Interview Transcript

How do you set culture, in the trenches?

It’s interesting, for sure. Again, what’s making me smile is, I think of the different cultures in the different industries that I’ve worked in. When you think about takeaway and food and Just Eat, you had different types. You had your corporate suits, you had your cheesy sales people, you had your most experienced individual, through to somebody who’s just straight out of education. There was a wide variety of skill sets but making that group work together, on a shared vision, was brilliant.

You kind of had everybody at Just Eat. Then you had the beauty industry and I was living in Barcelona for Treatwell and I remember most of my suppliers telling me that they loved coming to my office. When I asked why they said, “You’ve got everybody so well groomed; I don’t need to go on dating sites, I just need to come here to your office.” We also offered massages and manicures and so on. People would visit our office and say they would love to come here.

Particularly from a Push Doctor perspective, I think it comes to the sector. When I think about healthcare and the culture at Push Doctor, I think the first thing is, it’s got to be as organic as possible. It cannot be, we are these three things and that’s what we are. So it’s how you get organic and that goes back to speaking to the team and getting everyone engaged. When we set up the culture at Push Doctor, it was very, very simple. We had a session with everybody, in different groups and we just said, what kind of company do you want to work for? What do you want as a Push Doctor culture?

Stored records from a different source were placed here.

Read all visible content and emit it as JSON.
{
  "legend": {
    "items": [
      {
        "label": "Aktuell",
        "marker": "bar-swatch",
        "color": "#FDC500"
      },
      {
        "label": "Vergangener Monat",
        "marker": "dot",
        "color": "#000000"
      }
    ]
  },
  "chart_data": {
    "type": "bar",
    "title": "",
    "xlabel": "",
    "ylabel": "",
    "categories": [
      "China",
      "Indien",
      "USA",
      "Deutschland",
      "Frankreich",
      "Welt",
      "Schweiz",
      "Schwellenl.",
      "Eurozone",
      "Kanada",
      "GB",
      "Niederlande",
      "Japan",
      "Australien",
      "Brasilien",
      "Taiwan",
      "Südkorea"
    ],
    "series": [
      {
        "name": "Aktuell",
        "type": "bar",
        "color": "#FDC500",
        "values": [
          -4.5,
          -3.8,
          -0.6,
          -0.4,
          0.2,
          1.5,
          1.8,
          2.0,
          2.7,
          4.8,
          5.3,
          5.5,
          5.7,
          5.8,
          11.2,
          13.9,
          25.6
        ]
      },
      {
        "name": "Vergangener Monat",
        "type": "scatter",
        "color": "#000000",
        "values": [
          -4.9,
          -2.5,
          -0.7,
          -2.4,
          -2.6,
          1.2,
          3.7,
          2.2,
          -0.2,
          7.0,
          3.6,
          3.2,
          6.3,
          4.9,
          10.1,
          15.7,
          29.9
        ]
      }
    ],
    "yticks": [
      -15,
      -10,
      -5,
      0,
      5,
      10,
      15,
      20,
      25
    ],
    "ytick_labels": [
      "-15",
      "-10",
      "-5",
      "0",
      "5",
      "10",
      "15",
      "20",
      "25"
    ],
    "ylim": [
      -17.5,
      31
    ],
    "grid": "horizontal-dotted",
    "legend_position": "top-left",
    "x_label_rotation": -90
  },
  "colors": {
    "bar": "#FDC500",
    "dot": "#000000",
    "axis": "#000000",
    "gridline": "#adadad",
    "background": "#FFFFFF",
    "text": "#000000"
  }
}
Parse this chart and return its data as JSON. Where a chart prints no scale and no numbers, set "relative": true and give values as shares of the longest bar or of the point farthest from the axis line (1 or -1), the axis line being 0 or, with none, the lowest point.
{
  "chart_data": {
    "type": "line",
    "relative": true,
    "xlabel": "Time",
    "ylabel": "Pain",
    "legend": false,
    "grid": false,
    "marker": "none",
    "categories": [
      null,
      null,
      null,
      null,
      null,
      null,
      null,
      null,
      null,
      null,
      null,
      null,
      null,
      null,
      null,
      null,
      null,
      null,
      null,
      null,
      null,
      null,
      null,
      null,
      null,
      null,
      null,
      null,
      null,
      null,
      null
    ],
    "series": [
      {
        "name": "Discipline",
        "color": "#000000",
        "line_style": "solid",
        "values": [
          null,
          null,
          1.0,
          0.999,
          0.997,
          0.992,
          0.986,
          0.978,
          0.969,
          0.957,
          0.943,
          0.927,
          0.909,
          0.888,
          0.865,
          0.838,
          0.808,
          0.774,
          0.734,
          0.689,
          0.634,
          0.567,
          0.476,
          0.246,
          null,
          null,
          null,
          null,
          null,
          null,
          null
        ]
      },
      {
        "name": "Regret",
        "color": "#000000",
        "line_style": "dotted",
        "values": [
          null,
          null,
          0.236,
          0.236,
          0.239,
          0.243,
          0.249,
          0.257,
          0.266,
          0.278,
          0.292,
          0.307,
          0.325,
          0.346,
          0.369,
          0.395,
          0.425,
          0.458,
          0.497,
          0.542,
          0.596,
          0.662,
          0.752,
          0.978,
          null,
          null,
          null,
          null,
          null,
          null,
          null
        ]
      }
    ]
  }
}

We got that, we summarized the words, the theme and every single individual was involved in this. When we did that, we said, okay, let’s mirror that to the sector that we are in. If we got words such as relaxed, not worry, it wouldn’t have worked. Thankfully, we didn’t. We’re based on three key things: empathy, ambition, resilience. We empathize, not only with our staff, but with our doctors and our patients. But we are ambitious. We want to be the NHS’s largest digital partner. We’re resilient. That is healthcare. In a nutshell, when you address healthcare, you have to be resilient. People get great news every single day and people get bad news every single day. When you get bad news, you can do one of two things. You can let that bad news soak you or you can be resilient and you can fight it.

We really matched what we wanted to be, as a business, but also with the sector that we’re in. That worked really well and, again, we’d made it as organic as possible. Then we had to look at how we name the culture. So it’s the Push Doctor what? We went through a lot of stuff and I call it the juice. It was like Marmite at the beginning. I said, well this is the juice. It was only when I started branding it and talking to the marketing team and I said this is the juice. Juice goes with everything. Have you got the juice? That guy’s so full of juice. With the marketing team, I branded it around the office. I put juice cans, I put posters and the fizz coming out of it. In my company meetings, I was like, you’ve got the juice. I started doing that stuff organically, until people started using it. Then it became the Push Doctor Juice. I was very careful, because I didn’t want to do a thing where I sat there and said, it’s called the Push Doctor Juice and that’s what it is.

Then I came back and I asked people, if you don’t like the juice, what do you want it to be? We had some really crazy names. There was one that was really, really weird. We had some really bizarre names. Then, on our Slack channel, we put it to a vote. Juice won, which was great.